駅を出て、ビールを飲みながら食べよう、ビールまだあったっけ、と思いながら歩いていると、道の脇の暗い裏路地を入ったすぐの辺りが明るくなっているのが気になって立ち止まる。
(こんなところに何かあったか?)
恐る恐る近づくとドアが開きっぱなしになっていて、どうやら開店前のお店らしく中には積まれた段ボールやビニールがかかったままの椅子等がある。
壁にはアンティーク調の大きな鏡が間隔を開けて横並びに2つ取り付けられている。どうやら美容室のようだ。
(こんな時間に作業しているなんて、大変だな。自分みたいに搾取されている人間がここにもいるのか······。)

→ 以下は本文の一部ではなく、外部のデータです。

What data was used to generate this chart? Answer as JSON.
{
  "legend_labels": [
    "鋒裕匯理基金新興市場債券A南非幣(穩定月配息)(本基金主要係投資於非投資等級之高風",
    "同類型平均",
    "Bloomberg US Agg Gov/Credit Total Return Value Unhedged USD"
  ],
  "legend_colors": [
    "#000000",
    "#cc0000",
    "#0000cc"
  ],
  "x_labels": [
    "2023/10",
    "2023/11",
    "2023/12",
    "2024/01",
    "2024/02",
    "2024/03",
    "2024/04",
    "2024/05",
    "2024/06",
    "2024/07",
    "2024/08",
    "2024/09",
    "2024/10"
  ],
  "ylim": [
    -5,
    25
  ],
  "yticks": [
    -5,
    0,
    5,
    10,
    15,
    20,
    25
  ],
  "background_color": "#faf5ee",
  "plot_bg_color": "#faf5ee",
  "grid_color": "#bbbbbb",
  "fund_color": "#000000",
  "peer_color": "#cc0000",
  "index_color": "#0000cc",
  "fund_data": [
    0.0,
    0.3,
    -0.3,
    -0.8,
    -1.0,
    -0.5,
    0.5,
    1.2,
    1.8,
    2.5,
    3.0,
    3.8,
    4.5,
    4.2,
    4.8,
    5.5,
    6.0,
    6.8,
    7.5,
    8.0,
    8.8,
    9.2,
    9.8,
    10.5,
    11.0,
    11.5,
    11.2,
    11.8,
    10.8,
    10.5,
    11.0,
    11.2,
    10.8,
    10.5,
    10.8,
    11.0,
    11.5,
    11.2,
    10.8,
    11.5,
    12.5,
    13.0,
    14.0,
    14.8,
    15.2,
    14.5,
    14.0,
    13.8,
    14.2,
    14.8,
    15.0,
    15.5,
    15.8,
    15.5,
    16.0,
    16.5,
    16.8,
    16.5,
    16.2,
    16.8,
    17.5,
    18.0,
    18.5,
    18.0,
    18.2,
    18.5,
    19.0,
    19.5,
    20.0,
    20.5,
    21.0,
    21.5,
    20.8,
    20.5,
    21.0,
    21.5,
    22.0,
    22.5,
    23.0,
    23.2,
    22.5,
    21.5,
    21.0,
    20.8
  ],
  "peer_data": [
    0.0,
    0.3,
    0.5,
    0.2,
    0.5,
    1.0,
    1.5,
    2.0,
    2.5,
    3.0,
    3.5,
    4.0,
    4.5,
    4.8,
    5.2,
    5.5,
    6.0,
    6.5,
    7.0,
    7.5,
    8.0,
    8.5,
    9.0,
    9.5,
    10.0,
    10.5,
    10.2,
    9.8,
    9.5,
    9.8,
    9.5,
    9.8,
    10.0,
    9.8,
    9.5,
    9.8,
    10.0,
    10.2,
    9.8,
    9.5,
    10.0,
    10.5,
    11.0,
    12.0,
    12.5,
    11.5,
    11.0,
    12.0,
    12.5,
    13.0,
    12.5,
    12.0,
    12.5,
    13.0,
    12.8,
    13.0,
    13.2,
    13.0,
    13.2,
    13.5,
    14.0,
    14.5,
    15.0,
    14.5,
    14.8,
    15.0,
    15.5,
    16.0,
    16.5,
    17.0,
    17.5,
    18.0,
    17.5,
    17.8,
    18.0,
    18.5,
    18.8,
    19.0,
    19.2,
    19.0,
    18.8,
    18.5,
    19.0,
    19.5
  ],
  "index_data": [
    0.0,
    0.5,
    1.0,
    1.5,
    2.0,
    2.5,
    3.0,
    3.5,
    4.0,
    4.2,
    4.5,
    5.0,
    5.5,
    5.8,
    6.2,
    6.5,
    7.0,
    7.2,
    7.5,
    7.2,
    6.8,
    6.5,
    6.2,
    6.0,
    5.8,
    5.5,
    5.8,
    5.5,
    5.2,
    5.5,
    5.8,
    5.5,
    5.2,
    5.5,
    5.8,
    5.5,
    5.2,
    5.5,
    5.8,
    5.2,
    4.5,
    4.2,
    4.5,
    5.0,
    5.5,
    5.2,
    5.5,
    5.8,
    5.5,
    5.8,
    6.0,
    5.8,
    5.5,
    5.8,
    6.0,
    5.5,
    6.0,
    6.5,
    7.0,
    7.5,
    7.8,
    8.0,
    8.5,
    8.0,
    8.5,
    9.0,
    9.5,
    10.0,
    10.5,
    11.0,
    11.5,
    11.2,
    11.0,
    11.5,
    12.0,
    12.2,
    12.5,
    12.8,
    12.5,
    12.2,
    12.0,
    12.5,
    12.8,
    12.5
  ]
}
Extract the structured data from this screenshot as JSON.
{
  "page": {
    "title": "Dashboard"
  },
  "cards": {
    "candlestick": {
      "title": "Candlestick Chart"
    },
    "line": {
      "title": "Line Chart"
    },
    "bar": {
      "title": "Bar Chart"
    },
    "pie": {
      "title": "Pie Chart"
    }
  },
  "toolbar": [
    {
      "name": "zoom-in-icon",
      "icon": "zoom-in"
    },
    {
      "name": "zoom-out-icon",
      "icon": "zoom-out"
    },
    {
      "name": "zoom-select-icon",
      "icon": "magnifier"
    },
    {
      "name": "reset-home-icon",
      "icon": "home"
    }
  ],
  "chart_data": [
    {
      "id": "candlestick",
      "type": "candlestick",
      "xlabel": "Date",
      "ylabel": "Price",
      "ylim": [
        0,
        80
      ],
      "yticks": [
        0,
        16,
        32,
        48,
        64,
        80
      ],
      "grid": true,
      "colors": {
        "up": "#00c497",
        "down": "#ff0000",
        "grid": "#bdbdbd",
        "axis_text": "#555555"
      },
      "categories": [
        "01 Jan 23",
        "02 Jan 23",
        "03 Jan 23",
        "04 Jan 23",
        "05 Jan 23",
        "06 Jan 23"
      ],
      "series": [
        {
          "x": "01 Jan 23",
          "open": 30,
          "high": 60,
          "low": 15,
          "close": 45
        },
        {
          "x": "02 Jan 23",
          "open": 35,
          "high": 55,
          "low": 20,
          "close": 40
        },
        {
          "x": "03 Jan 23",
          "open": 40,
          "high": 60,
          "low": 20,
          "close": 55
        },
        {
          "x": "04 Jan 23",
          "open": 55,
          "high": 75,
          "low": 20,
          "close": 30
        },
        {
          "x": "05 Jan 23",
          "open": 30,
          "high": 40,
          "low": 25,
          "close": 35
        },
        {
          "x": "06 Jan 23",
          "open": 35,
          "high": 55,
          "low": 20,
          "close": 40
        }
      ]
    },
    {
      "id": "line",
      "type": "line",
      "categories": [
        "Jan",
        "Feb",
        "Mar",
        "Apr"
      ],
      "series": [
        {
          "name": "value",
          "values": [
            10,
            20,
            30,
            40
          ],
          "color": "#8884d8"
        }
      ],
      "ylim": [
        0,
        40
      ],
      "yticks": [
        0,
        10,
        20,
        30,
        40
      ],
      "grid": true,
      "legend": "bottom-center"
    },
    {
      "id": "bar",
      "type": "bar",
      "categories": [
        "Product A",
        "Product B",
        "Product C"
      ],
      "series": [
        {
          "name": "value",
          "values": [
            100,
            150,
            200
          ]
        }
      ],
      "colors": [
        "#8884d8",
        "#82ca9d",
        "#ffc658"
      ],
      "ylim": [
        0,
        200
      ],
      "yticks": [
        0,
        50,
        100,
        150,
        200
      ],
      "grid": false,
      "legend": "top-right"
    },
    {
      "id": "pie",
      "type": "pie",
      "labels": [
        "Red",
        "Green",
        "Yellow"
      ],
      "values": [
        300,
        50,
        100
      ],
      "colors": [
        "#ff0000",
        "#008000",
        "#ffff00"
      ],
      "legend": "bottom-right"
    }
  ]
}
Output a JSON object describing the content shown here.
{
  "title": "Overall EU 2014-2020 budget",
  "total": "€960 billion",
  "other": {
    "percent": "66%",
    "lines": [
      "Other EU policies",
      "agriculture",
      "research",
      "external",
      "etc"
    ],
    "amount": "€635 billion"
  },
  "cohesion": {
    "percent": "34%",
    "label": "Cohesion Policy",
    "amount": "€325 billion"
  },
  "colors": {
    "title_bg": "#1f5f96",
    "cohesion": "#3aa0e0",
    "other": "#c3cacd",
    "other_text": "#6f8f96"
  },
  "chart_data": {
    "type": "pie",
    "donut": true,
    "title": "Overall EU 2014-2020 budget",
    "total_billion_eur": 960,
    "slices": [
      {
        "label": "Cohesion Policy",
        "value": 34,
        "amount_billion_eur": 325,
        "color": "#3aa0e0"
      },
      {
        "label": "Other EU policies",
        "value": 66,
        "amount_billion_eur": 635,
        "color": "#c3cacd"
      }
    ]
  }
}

ぼーっとお店のなかを見ていると奥から男が出てきてバッチリと目があってしまった。当たり前だ。かなり堂々と中を覗いていたのだから。ラフだがお洒落でスタイルも顔も良く苦手なタイプの人間だと独歩は判断した。男がこちらに向かって歩いて来るので
「っすすすすすいません!!怪しい者ではありません!!ちょっとききき気になってしまって!!しししし失礼いたしますっ!!」
と逃げようと背を向けたがパシッと手首を捕まれてしまった。心の中でひえぇー!と悲鳴を上げながら振り返ると
「お兄さん、今仕事帰りですか?」
と、イケメンが少し悲しそうな笑顔で言う。